Conifers, especially those with needle-like or scale-like leaves, are one of the best groups of plants to use in the landscape. Their varied shapes, sizes, colors and year-round interest make them ideal plants for every garden. They also are some of the most durable and tolerant plants you can use in the landscape, even in difficult sites. Pick a difficult landscape situation and see which conifers can do double-duty — tolerate the site and provide beauty.

Thuja koriensis 'Glauca Prostrata'

Damp, wet site

For a poorly drained or constantly moist soil, you can't go wrong using arborvitae (Thuja, hardy to USDA Zones 2-8).

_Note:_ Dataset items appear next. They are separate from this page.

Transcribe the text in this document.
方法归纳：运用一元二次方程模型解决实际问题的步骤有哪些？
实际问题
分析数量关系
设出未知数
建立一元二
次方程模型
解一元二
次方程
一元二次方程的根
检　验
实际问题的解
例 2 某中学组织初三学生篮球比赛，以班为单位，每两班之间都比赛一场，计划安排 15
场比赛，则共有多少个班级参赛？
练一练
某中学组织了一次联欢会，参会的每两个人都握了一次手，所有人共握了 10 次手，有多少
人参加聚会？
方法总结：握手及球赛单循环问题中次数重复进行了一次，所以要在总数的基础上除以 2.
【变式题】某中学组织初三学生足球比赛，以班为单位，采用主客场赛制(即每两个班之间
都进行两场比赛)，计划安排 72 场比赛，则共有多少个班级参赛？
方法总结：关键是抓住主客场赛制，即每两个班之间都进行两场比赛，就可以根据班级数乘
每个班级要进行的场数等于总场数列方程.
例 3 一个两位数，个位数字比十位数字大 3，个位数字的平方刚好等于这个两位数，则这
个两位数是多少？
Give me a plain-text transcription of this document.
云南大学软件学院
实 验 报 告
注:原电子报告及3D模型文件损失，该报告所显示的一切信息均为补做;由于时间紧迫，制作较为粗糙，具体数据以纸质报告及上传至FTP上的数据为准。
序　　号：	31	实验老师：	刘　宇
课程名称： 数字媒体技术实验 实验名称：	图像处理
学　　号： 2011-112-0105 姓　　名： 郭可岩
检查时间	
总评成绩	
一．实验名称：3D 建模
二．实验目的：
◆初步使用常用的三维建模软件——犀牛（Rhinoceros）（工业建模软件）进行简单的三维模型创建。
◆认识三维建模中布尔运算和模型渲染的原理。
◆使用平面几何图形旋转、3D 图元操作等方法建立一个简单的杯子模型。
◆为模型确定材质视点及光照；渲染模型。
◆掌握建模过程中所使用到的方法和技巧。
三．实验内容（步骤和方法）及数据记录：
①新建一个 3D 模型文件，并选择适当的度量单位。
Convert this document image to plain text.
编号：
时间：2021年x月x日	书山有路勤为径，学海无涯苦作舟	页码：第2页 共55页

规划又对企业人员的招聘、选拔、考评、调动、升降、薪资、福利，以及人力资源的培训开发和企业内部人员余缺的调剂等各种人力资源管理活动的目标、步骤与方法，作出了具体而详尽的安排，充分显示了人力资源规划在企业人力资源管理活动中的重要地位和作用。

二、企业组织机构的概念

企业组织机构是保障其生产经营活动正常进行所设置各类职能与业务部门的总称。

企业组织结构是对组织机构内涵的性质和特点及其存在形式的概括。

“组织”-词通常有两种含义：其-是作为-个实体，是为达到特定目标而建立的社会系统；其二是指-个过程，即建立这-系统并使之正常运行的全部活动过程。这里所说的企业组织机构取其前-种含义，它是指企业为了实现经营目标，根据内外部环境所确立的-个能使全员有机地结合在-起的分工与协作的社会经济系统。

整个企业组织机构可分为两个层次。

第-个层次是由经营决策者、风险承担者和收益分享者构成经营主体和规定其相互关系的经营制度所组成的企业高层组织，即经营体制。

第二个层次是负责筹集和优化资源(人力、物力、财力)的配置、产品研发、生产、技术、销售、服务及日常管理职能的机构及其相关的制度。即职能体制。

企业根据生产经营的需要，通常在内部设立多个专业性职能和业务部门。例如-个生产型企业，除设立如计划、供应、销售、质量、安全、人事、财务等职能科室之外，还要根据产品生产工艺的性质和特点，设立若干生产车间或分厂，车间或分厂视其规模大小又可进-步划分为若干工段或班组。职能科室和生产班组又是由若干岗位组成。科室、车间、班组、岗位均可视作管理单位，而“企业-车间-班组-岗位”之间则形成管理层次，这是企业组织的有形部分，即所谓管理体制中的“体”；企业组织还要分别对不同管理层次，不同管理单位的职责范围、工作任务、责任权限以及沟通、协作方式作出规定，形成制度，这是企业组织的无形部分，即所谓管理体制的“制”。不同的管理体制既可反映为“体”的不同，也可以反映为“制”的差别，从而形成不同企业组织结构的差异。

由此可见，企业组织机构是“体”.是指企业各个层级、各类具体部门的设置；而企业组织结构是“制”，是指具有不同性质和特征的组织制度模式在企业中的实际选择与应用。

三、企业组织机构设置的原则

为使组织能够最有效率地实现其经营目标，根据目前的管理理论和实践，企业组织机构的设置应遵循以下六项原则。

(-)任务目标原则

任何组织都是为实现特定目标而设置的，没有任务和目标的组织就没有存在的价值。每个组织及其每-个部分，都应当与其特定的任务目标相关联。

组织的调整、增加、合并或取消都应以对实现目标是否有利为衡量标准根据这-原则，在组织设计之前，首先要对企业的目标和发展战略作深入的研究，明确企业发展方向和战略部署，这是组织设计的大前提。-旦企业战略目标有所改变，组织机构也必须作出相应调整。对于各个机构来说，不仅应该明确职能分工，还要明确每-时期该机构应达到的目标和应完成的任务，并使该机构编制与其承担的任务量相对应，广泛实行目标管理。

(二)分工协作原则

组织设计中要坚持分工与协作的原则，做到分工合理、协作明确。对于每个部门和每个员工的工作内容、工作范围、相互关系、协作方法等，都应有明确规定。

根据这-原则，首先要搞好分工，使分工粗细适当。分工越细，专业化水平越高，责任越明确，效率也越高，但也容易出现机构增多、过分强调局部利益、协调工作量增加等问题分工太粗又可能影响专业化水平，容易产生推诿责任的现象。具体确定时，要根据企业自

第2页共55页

One of the most durable and tolerant conifers to use in the landscape, it can tolerate a range of soil conditions from extremely dry to boggy wet. An assortment of shapes, sizes and colors are available to suit any landscape situation.

Thuja orientalis 'Morgan'


  • One of my favorites for bright yellow foliage color is T. orientalis 'Morgan'. It grows to six feet tall in 10 years, forming an upright column of golden sprays that turn orange in winter.

  • For a tall, fast-growing upright form, with a tightly pyramidal growth habit, I recommend the hybrid 'Green Giant'. Its foliage is rich glossy green. With a mature height of 60 feet tall by eight feet wide, it's a great alternative to the overused Leyland cypress and much more cold-hardy.
Thuja occidentalis 'DeGroot's Spire'

  • T. occidentalis 'DeGroot's Spire' is another favorite upright selection, growing to just eight feet tall x two feet wide at maturity. The foliage grows as twisted and spiraling fans, a unique feature.

  • For a dwarf globe form, try T. occidentalis 'Hetz Midget' or 'Tiny Tim'. Both top out at one foot tall and 16 inches wide. The foliage on these finely branched shrubs is a light green that bronzes in the winter.

  • For a quite unusual arborvitae, try T. plicata 'Whipcord'. This dwarf selection has thread-like branches and an arching habit. It grows to only two feet tall by three feet wide in 10 years.
  • Chamaecyparis thyoides 'Rubicon'

  • The white false cypress (Chamaecyparis thyoides, hardy to USDA Zones 5 to 9), is a conifer that prefers a damp, boggy site.

  • 'Rubicon' is an upright dense form with star-like foliage turning purple in winter, six feet tall and two feet wide.

  • 'Heatherbun' is a compact, globe-shaped form with plum winter color; six to eight feet tall.